WOW.
Chocolate has 3500 years of history.
Here's a brief timeline of chocolate, its people and its travels:
1500 bc - OLMEC - the "mother culture" of Mesoamerica knew a good thing when they found it in their forests. Chocolate traces were found on the Olmec's ceramic pots, suggesting chocolate as we know it originated with these dynamic traders, astronomers, travelers & artisans.
1000 bc - 1200 ad - MAYA - The artistic Maya used cacao beans as currency, and they were the first to master the process of fermenting and roasting the beans. They used chiles and vanilla among other spices to flavor their chocolate paste. On the dark side, they mixed chocolate with human blood to sacrifice to gods on top of their magnificent temples. Drink up.
1500's - AZTEC - Fierce and powerful, the Aztec built their golden temples on the profits of their cacao empire. Kings and noblemen shared the frothy drink worthy of the gods. Like the Maya, chocolate was associated with sacrificial rites. Occasionally a human heart was cut out of the body and offered up - still beating. Montezuma famously drank golden goblets of cacao before he visited his harem.
1500 - 1600's - SPANISH & EUROPEAN - When the Spanish Conquistadores arrived near Montezuma's city walls, he mistook their leader, Cortez, for Quetzelcoatl, the beloved god of cacao. Bad call. This case of mistaken identity cost Montezuma his palace, his empire, his gold, his chocolate, and finally, his life. But the legend lives on. Cacao's official latin name later became theobroma cacao - FOOD OF THE GODS.
1600 - 1700's - SPANISH, ITALIAN & ENGLISH - Chocolate was experimental - monks were stirring it in Spain, sailors were chewing it on trans-Atlantic voyages, settlers of new world Mexico were mixing it with their other crops....like sugar cane. Now there's a good idea: Chocolate & Sugar. A beverage of sweetened cacao (also called cocoa - both words derived from the Aztec language) caught on and soon became an export from the New World back to Europe.
1650 -1700's - EUROPEAN - The culinary good times rolled into Europe with chocolate, coffee, tea and sugar. Aristocratic ladies sipped sweetened hot chocolate for breakfast; pastry chefs were experimenting with chocolate paste in elaborate royal kitchens. London opened the first "chocolate house", a place to drink chocolate and discuss the events of the day. Chocolate was on fire...or at least close enough to a fire for some lucky chef to invent chocolate cake and chocolate fondue. Thank you, chef.
1800's - FRENCH, EUROPEAN & AMERICAN - Chocolate souffle and Chocolate French Buttercream were invented, along with the Sachertorte and the Dobos Torte. This was the golden age of chocolate's flavor pairings: chocolate & vanilla, chocolate & almond, chocolate & rum, chocolate & fruit. With the machine power of the Industrial Age, chocolate then met a pipeline to wide distribution, advertising and a very wide world of adoring people.
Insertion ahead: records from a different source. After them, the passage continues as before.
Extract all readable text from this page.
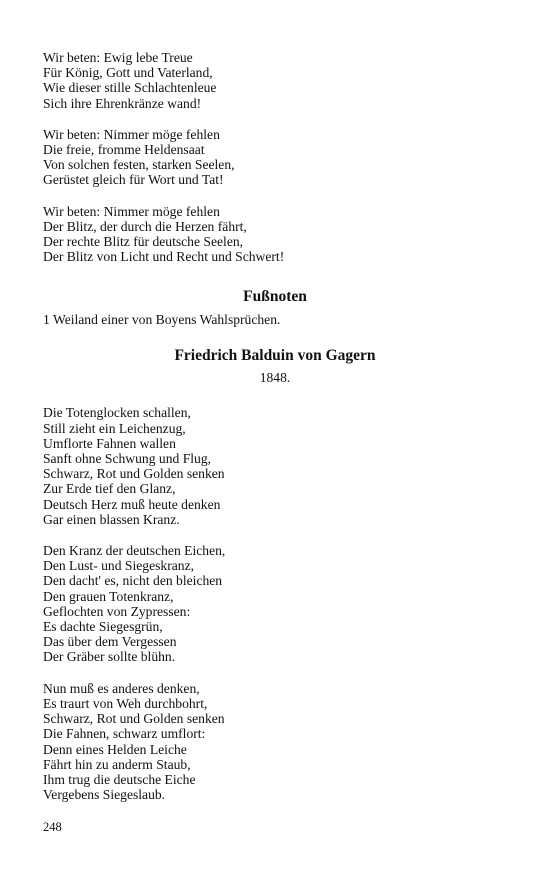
Wir beten: Ewig lebe Treue
Für König, Gott und Vaterland,
Wie dieser stille Schlachtenleue
Sich ihre Ehrenkränze wand!
Wir beten: Nimmer möge fehlen
Die freie, fromme Heldensaat
Von solchen festen, starken Seelen,
Gerüstet gleich für Wort und Tat!
Wir beten: Nimmer möge fehlen
Der Blitz, der durch die Herzen fährt,
Der rechte Blitz für deutsche Seelen,
Der Blitz von Licht und Recht und Schwert!
Fußnoten

1 Weiland einer von Boyens Wahlsprüchen.

Friedrich Balduin von Gagern

1848.

Die Totenglocken schallen,
Still zieht ein Leichenzug,
Umflorte Fahnen wallen
Sanft ohne Schwung und Flug,
Schwarz, Rot und Golden senken
Zur Erde tief den Glanz,
Deutsch Herz muß heute denken
Gar einen blassen Kranz.
Den Kranz der deutschen Eichen,
Den Lust- und Siegeskranz,
Den dacht' es, nicht den bleichen
Den grauen Totenkranz,
Geflochten von Zypressen:
Es dachte Siegesgrün,
Das über dem Vergessen
Der Gräber sollte blühn.
Nun muß es anderes denken,
Es traurt von Weh durchbohrt,
Schwarz, Rot und Golden senken
Die Fahnen, schwarz umflort:
Denn eines Helden Leiche
Fährt hin zu anderm Staub,
Ihm trug die deutsche Eiche
Vergebens Siegeslaub.
248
1900's - THE WORLD - Chcolate became a sensation & a global business - harvested in the tropics, mass-produced in Europe & America and sold around the world. This is an era of tycoons and candy bars - Cadbury, Hershey's & Mars to name a few. With mass-production comes conformity, good in many ways but also restrictive. Europe developed a fine hand-made chocolate tradition that co-existed with machine-made chocolate. The wide availability of machine-made chocolate created an appetite for new chocolate exploration....and a new growth business...artisan chocolates.
2000's - EUROPE, AMERICA & JAPAN - Artisan chocolatiers create hand-made confections prized for the freshness of their ingredients, their artistic presentation and their high-quality, complex flavorings. Sales of mass-produced chocolates are still strong around the world, and artisans continue to develop the value of hand-made confections. New interest in terroir (the effect of the soil and growing conditions on the flavor), dark chocolate, health benefits, sustainable farming and innovative artistic expressions dominate the current chocolate climate, with the biggest multi-national chocolates seeking to increase market share of both mass-produced and artisan chocolates.